The staff of P4(Cas) were called upon from the outset to undertake research into the whereabouts and fate of RAF personnel listed as missing. As the day-to-day work of this branch mounted, it was decided in 1941 that a 'Missing Research Section' should be created within P4(Cas) charged primarily with conducting these detailed and time-consuming investigations. Although all of the research undertaken prior to 1944 had to be conducted from London, the Allied liberation of Europe enabled search teams to operate in the field for the first time. The first of these, No 1 Missing Research Section was formed in Paris in December 1944. By March of the following year a 'RAF and Dominion Air Forces' Missing Research and Enquiry Service' (MRES) had been established 'for the purpose of research and enquiry, in liberated territories and those occupied by Allied forces, into the circumstances of air crews reported missing of whom no previous trace has been found. The service will also endeavour to obtain additional information to supplement that already received.'

During 1945 a total of eight Missing Research Sections were established across Western Europe. However, such was the scale of the task confronting the MRES that in July 1945 it was decided that this organisation should be greatly expanded. By April 1946 the eight Missing Research Sections had been replaced by four larger Missing Research and Enquiry Units (MREUs) covering Western and Central Europe. Subsequently, a fifth MREU was created in Italy to conduct investigations in Southern Europe and the Mediterranean. Missing research activities were also conducted in the Far East.

Although the MREUs were attached for administrative purposes to RAF formations in the country or region in which they were to operate, the MRES remained under the direction of the Director of Personal Services and its work was coordinated by P4(Cas).

Following the disbandment of the MRES on 30 September 1949 the casualty branch continued to be responsible for all aspects of research into those still listed as missing and a small number of 'Missing Research and Enquiry Liaison Staffs' (MRELS) posts remained after this date.

On 19 August 1946 control of the casualty branch was transferred from the Directorate of Personal Services to S7 and P4(Cas) was redesignated S7(Cas). Although this would appear to have marked a reversion to the pre-war pattern of casualty administration, the Director of Personal Services continued to maintain an 'interest in the work of the Casualty Branch and of the Missing Research and Enquiry Sections abroad' and responsibility for this oversight function was vested in the Deputy Director of Personal Services (2).
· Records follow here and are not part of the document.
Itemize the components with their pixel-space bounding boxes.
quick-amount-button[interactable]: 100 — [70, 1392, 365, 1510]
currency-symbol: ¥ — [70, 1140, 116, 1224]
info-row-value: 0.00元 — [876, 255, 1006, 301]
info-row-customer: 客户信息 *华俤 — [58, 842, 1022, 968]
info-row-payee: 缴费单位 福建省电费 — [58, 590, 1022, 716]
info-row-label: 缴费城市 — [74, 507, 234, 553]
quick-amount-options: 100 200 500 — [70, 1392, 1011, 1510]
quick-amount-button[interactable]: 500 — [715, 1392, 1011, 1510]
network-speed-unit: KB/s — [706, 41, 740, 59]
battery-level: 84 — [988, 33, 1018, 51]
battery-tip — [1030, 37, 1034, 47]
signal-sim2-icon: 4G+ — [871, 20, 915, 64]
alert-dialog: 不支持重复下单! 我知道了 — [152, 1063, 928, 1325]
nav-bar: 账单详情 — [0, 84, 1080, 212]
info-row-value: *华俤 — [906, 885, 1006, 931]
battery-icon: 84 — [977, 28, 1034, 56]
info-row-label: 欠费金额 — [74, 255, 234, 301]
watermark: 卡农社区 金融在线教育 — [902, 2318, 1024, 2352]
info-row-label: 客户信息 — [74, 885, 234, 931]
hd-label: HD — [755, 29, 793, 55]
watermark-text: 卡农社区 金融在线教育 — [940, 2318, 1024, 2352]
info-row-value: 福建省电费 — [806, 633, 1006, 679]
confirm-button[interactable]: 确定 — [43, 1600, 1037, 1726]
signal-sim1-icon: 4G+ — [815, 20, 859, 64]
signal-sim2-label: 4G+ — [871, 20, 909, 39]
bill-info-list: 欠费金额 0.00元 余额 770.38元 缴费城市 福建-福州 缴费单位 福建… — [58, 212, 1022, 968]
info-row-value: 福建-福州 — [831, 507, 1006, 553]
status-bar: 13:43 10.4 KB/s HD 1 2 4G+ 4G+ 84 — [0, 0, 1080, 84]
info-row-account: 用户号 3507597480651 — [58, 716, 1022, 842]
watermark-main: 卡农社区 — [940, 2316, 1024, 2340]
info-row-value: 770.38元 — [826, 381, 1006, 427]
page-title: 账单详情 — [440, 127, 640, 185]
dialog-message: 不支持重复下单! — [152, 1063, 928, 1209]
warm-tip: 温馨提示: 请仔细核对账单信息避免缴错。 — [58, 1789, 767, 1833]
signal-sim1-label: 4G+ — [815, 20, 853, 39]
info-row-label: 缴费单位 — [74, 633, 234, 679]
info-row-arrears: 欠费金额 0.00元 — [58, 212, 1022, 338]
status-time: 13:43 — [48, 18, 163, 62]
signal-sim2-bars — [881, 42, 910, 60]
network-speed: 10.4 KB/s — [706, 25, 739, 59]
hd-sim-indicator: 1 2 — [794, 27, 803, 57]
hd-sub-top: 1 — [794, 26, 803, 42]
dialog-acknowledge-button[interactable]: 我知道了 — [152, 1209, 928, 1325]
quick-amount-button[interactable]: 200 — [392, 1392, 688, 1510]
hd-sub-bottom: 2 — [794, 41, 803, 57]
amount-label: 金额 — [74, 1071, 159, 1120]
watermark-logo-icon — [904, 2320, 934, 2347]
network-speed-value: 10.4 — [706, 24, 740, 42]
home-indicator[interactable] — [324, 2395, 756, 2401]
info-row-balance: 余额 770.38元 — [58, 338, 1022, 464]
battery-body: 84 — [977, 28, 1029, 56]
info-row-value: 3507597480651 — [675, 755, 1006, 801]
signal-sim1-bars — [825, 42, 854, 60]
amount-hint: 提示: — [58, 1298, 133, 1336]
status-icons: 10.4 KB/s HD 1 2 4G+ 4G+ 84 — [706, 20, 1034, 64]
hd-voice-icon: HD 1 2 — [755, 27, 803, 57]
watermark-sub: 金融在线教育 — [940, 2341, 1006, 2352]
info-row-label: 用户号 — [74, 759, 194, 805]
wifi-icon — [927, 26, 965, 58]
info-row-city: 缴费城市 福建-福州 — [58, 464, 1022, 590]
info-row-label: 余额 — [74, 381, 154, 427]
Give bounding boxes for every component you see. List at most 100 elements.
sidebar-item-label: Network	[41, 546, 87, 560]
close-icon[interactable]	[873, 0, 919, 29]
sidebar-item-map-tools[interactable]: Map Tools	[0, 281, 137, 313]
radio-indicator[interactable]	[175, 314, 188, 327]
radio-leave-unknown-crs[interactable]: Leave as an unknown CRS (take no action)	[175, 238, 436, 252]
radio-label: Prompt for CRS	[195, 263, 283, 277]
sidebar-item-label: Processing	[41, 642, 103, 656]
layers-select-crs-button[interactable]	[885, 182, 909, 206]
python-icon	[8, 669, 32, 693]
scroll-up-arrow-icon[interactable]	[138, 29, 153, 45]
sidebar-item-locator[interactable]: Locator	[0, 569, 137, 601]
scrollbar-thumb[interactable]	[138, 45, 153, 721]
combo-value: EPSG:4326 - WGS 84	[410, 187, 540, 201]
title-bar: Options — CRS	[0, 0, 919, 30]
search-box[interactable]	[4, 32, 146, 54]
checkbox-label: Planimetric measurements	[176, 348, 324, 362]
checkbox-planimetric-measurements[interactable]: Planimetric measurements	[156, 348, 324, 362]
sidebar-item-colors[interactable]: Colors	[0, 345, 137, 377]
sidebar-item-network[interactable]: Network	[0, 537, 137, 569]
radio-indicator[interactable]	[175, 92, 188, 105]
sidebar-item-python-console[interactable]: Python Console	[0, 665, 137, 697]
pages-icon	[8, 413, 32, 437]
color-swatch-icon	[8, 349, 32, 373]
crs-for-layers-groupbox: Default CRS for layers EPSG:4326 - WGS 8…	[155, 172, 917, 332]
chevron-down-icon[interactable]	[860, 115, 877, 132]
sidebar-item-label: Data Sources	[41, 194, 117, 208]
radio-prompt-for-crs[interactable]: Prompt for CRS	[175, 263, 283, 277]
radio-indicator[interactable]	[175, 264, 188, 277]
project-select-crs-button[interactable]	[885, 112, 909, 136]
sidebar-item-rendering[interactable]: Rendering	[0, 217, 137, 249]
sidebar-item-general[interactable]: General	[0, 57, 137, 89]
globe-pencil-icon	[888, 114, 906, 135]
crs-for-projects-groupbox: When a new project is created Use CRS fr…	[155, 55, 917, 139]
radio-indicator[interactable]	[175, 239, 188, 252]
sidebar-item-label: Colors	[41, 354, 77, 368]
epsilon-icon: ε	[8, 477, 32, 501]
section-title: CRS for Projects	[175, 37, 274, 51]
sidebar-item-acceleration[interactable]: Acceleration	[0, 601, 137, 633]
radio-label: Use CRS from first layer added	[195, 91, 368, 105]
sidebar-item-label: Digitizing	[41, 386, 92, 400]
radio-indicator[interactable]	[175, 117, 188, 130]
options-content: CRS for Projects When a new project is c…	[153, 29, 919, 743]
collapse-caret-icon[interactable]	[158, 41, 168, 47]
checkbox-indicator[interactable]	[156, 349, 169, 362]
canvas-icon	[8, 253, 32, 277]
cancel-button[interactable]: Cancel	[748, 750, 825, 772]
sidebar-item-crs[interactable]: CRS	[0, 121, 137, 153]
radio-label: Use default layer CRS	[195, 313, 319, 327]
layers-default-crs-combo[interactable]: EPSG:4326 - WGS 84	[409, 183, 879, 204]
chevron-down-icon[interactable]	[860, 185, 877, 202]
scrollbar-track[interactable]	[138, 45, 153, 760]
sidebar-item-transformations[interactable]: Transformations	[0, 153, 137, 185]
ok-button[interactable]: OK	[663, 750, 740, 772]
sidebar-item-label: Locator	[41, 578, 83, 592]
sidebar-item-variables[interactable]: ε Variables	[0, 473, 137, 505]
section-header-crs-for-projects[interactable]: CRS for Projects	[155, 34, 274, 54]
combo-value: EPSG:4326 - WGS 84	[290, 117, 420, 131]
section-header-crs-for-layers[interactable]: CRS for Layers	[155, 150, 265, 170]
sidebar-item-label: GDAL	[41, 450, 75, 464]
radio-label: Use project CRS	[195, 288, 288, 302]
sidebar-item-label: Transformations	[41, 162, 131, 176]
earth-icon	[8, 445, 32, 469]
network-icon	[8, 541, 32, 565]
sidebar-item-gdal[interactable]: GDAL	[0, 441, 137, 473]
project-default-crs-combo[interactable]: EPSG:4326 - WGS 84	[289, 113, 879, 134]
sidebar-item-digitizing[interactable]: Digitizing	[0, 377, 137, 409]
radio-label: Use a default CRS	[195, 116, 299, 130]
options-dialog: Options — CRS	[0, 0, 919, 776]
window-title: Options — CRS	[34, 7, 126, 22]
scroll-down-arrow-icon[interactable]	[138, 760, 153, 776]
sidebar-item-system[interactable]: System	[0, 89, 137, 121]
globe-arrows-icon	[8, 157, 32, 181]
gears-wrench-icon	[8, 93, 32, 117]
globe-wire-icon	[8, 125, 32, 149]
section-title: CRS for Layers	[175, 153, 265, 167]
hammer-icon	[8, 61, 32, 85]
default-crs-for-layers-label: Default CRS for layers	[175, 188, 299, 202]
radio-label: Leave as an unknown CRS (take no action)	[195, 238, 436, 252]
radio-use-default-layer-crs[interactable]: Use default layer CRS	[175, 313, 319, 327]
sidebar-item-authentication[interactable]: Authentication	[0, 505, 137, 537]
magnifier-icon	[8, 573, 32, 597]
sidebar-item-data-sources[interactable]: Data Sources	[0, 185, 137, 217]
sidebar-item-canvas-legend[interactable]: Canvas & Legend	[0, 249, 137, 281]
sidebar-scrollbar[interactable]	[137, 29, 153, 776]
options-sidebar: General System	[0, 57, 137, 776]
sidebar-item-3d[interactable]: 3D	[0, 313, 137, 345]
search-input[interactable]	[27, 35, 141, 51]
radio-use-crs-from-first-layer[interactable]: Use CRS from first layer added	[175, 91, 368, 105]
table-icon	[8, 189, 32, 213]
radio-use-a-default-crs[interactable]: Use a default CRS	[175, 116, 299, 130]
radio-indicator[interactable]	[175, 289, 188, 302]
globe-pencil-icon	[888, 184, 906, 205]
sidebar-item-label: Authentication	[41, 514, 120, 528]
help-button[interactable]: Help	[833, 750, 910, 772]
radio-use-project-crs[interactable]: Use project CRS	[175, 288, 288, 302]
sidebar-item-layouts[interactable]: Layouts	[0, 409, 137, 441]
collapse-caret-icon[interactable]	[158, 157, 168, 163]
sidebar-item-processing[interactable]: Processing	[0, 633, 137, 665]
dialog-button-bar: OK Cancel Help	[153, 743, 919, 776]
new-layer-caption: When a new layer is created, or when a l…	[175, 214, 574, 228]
In March 1947 S7(Cas) relocated from 73/77 Oxford Street to 2 Seville Street, Knightsbride, SW1, and in the following month the branch switched from S7 to Secretarial Division S14, being redesignated S14(Cas) with effect from 28 April 1947. As part of a programme to transfer Air Ministry branches from Central London to the 'periphery' the personnel of S14(Cas) moved from Seville Street to the government offices at Stanmore in April 1949. Secretarial Divisions S7 and S14 were combined under the title S7 with effect from 1 February 1956 and as part of this reorganisation the responsibility for casualty administration was transferred to the RAF Officers Appointments and Record Office (OAR), the casualty branch now becoming AR9(Cas).